Furthermore, N.P. Narvekar, the current CEO of HMC, has revealed plans to retire around 2027 and is currently discussing succession arrangements with the board. In an environment where fiscal pressure, political uncertainty, and leadership transition overlap, holding a large-scale, highly volatile crypto position becomes an additional reputational risk.
In contrast to Harvard's retreat are the distinctly different choices of other institutions. Among them, the Abu Dhabi sovereign fund Mubadala continued to increase its IBIT holdings by about 16% in Q1 2026, raising its position to about $566 million, marking its fifth consecutive quarter of increasing its Bitcoin ETF stake.
As another university endowment fund, Dartmouth maintained its IBIT position unchanged, swapped its Ethereum ETF for a staking version, and added approximately $3.67 million in the Bitwise Solana Staking ETF, becoming one of the first U.S. university endowment funds to extend its crypto allocation beyond Bitcoin and Ethereum.

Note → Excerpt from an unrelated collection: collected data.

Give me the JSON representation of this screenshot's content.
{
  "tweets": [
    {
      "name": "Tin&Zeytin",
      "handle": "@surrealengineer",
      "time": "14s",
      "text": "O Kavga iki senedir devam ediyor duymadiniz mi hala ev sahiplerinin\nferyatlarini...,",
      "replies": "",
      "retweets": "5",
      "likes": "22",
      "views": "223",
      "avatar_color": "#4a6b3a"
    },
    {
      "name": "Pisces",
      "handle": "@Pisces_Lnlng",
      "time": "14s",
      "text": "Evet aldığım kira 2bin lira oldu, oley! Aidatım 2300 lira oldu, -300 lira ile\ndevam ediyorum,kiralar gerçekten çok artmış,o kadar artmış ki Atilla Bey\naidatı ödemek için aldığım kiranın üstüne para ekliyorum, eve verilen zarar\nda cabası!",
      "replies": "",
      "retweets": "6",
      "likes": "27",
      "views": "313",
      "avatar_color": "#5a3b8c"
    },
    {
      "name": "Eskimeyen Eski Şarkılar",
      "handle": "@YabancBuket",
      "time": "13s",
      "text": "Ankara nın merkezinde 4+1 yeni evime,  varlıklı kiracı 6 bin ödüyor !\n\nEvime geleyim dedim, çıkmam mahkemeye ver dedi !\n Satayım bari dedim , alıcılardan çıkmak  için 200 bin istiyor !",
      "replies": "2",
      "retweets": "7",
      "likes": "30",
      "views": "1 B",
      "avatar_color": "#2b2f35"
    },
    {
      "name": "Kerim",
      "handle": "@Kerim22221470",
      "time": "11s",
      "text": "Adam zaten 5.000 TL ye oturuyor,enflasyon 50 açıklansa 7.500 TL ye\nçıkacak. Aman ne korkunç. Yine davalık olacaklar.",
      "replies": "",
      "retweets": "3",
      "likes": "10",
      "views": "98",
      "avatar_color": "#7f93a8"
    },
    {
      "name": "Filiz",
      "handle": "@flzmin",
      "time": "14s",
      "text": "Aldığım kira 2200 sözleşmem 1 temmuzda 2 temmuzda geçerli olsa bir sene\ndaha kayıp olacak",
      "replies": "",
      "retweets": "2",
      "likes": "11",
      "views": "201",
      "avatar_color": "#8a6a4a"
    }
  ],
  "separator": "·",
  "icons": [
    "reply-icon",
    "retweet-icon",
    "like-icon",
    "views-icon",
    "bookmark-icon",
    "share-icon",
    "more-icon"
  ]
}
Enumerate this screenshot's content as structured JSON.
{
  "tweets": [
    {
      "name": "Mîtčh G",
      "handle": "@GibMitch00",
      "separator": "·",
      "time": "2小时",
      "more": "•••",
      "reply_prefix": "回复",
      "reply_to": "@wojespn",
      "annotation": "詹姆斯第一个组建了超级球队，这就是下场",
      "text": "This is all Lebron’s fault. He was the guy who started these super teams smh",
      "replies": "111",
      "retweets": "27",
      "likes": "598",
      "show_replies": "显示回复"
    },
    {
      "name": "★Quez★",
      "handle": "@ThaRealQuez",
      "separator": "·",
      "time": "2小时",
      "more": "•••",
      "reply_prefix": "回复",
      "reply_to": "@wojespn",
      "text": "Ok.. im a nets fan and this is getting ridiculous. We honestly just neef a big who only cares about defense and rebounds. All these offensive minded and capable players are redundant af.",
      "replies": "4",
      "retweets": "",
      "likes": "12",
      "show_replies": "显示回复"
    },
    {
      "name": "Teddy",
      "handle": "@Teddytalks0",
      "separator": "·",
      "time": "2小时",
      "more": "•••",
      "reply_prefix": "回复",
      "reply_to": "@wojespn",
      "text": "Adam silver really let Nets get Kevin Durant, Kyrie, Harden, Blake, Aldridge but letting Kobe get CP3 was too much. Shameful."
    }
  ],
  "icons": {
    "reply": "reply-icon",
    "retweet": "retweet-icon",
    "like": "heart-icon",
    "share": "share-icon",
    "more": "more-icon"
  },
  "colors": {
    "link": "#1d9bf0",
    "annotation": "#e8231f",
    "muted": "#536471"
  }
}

Brown University kept its 212,500 IBIT shares unchanged, while Emory University exited its small IBIT position, instead increasing its holdings in the Grayscale Bitcoin Mini Trust.
Overall, Harvard's round of operations is the result of the combined effects of fiscal pressure, liquidity needs, and triggered risk budgets, making it difficult to simply attribute it to chasing rallies and selling on dips.
When the world's top university endowment fund enters the crypto market, it does not do so with a crypto-native belief-based approach, but rather with Wall Street's risk-ledger logic. Crypto ETF products certainly provide an institutional entry point, but they also bring institutional-style selling pressure during risk-off periods.